Toplumları barbarlar ve medeniler olarak sınıflandırmış, medeniyet kavramını barbarlardan ayırarak barbar toplumlarda medeniyetin olamayacağını iddia etmiştir. Ancak Kıvılcımlı’da barbarlık olumsuz karşılanan bir tabir değildir. Zira barbar topluluklar, medeniyetin ve teknolojinin yayılmasına katkıda bulunmuşlardır. Ayrıca Kıvılcımlı’ya göre medeniyet geliştikçe iktidarlar ve devletler halka karşı daha da vahşi bir çehreye bürünmüşlerdir. Medeniyetleri de “bitkisel” ve “hayvansal” olarak sınıflandırmıştır. Irmak boylarındaki medeniyetlerin yayılmasını bitkilerin kök salmasına benzeterek bu medeniyetleri bitkisel medeniyetler olarak adlandırmıştır. Grek ve Roma gibi kıtalara yayılan medeniyetleri ise hareketliliklerinden dolayı hayvansal medeniyet olarak isimlendirmiştir.

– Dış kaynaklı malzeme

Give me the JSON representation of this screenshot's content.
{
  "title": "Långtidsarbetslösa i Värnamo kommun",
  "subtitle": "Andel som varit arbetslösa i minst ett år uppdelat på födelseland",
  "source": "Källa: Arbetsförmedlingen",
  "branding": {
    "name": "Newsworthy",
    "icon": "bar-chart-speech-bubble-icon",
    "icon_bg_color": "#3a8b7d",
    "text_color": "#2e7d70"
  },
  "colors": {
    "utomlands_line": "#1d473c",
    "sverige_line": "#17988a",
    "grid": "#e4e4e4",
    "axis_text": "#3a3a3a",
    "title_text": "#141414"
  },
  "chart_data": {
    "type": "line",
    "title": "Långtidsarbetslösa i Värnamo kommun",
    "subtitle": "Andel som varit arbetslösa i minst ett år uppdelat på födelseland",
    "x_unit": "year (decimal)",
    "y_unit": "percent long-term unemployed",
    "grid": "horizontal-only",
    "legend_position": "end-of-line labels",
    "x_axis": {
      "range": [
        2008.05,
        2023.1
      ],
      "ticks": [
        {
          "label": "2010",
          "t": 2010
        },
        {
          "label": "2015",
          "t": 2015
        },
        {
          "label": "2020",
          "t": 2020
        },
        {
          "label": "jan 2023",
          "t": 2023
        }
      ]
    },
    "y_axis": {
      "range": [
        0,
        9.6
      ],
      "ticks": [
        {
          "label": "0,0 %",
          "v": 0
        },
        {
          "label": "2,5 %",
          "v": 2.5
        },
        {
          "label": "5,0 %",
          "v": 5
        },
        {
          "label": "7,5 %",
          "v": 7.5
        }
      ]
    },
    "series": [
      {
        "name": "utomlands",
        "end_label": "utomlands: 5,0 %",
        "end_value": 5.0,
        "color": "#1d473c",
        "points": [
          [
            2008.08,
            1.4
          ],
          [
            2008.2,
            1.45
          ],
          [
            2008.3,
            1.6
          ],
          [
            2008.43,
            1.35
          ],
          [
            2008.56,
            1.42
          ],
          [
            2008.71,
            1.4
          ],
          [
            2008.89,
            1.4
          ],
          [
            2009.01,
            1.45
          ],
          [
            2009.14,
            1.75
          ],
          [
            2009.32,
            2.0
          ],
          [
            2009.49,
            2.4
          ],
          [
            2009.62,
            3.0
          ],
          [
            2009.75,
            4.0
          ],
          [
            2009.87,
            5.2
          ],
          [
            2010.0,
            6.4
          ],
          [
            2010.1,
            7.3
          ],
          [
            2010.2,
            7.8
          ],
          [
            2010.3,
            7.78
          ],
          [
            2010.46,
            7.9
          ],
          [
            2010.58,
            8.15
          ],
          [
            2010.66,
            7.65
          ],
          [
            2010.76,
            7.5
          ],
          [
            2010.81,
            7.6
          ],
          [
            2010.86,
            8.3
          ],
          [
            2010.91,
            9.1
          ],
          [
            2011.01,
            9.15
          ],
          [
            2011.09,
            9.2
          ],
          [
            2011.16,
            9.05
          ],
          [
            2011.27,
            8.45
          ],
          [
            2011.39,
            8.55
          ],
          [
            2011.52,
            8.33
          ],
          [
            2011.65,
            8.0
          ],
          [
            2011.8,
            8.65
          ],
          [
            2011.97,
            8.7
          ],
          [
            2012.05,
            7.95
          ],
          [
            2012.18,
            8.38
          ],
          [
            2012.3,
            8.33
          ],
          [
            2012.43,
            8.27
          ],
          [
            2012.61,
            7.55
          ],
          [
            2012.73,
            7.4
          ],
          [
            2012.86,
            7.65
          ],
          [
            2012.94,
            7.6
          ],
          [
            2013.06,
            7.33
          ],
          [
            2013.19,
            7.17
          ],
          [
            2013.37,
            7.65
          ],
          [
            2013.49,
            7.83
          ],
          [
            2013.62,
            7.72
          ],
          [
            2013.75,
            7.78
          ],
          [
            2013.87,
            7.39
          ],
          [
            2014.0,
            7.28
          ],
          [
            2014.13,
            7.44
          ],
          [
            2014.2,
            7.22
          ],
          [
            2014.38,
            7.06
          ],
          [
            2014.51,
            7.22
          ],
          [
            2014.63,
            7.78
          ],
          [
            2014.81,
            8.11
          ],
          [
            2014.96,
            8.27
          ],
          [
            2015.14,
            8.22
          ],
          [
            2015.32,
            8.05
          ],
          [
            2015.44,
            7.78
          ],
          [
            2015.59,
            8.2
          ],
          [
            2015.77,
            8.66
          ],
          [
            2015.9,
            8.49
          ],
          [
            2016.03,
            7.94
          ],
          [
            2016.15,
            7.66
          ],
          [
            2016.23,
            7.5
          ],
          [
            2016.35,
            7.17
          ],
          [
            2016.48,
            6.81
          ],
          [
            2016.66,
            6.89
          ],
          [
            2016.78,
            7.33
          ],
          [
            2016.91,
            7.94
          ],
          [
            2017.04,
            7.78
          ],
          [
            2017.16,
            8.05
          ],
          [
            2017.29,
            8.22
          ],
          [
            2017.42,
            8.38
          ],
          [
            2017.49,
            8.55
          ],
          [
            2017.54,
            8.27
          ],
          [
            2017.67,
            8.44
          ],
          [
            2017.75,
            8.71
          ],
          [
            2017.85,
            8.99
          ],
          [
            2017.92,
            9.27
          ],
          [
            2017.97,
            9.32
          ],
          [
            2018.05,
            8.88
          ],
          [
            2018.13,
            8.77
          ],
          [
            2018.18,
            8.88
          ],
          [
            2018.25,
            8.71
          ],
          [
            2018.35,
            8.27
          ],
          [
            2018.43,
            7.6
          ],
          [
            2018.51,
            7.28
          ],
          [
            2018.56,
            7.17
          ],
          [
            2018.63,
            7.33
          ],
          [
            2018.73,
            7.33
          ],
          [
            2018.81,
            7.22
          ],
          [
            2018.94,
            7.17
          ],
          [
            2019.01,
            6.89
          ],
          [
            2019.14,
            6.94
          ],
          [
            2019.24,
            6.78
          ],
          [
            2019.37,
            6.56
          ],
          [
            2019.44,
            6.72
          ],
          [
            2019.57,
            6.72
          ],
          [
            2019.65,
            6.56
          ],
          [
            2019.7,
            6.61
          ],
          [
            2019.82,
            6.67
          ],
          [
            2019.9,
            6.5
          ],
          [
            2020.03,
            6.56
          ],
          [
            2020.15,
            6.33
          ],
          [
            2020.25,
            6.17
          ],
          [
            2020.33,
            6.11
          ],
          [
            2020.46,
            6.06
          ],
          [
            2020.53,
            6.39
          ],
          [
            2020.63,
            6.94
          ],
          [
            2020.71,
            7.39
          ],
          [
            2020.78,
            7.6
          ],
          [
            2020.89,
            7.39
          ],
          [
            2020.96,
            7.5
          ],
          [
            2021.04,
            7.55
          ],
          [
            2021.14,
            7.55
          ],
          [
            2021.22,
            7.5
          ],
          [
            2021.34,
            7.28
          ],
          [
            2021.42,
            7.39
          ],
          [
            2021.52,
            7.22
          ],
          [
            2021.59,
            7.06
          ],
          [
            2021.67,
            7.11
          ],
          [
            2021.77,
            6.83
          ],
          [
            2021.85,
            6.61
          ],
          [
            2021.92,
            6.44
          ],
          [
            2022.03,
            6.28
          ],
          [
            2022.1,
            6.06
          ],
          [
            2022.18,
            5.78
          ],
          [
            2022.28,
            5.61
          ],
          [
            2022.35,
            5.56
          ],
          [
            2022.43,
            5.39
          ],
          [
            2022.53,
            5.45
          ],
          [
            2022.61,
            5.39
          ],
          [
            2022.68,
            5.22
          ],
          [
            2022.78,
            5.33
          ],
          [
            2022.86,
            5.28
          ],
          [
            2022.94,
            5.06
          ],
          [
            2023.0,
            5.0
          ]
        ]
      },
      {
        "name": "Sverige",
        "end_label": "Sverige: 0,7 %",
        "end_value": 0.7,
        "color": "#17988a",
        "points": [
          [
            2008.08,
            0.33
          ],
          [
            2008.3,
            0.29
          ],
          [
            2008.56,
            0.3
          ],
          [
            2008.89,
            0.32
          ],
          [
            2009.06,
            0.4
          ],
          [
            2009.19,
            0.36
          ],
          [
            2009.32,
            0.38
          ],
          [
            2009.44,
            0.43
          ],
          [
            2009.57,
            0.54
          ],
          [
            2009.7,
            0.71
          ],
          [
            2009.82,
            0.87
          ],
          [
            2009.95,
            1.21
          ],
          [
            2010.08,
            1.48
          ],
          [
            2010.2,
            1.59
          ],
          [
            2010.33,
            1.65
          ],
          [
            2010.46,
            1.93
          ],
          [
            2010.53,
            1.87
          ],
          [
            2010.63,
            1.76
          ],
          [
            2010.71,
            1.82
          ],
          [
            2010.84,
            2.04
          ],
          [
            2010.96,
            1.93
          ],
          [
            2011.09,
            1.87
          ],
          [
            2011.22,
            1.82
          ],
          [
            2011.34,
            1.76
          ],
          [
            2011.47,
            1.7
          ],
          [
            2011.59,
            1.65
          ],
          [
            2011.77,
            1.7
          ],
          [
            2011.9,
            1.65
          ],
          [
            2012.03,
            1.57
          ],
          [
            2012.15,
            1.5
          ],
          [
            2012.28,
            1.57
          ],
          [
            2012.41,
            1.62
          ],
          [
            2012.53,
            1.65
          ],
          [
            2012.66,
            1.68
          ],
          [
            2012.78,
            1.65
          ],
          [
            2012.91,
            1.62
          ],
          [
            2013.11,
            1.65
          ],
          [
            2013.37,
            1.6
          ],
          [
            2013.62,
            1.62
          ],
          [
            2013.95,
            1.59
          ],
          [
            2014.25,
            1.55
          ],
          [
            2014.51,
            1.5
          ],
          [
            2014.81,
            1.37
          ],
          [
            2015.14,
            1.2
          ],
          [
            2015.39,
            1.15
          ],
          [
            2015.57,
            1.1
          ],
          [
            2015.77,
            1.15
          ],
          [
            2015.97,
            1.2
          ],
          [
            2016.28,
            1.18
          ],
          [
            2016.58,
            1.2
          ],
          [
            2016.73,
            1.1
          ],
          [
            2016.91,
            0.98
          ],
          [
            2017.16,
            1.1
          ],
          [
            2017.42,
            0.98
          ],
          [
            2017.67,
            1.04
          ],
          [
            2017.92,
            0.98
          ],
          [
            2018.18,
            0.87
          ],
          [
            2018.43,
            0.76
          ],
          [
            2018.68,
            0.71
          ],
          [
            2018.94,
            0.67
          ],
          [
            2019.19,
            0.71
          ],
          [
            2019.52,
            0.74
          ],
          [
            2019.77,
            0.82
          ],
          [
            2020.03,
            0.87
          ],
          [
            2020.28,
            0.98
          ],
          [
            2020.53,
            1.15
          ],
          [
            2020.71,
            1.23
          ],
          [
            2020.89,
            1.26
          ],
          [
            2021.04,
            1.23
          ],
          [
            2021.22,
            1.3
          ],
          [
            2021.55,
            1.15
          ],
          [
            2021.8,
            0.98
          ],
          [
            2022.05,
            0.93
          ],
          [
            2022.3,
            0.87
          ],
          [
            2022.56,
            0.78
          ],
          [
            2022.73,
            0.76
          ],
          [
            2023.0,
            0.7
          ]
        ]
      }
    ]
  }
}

Kıvılcımlı’nın tarih yazımına ilişkin özgün fikirleri vardır. Amerikalı sosyolog ve tarihçi ImmanuelWallerstein’ın Dünya Sistemi Teorisi’ne benzer bir şekilde bütün toplumların birbiriyle ilişkili olduğunu iddia etmiştir. Bundan dolayı tarihi bir olgu hakkında monografi yazmanın yanlış olduğunu ve bu tip eserlerin tarihi anlamak konusunda yetersiz kalacağını savunmuştur. Ayrıca tarihteki benzerlik ve farklılıkların ortaya çıkarılabilmesi için siyaset bilimi, iktisat, sosyoloji ve ilahiyat gibi bilimlerden yararlanılması gerektiğini ve bilgi kırıntılarına boğulmaması gerektiğini kanıtlamaya çalışmıştır. Bunun dışında Marksist tarih yazımına uygun olarak tarihin temelinin üretim olduğunu savunmuştur. Ancak buradaki üretim kavramının sadece ekonomik alanı kapsamadığını; coğrafya, tarih ve insan da üretimin bir parçası olduğunu yazmıştır. Yine Marksist görüşe uygun olarak tarihte hiçbir tesadüfün olmadığını ve yüzde yüz determinist olduğunu iddia etmiştir” dedi.
Toplantıda ayrıca, Filistin meselesi ile ilgili Kıvılcımlı "nın makaleleri üzerinden AB ve ABD'nin bölgedeki BOP projesi , Hindistan’dan Akdeniz'e yapılacak ticaret yoluyla bölgenin yine karıştırılması . FKÖ ve Hamas'ın izledikleri siyasetler konuşuldu.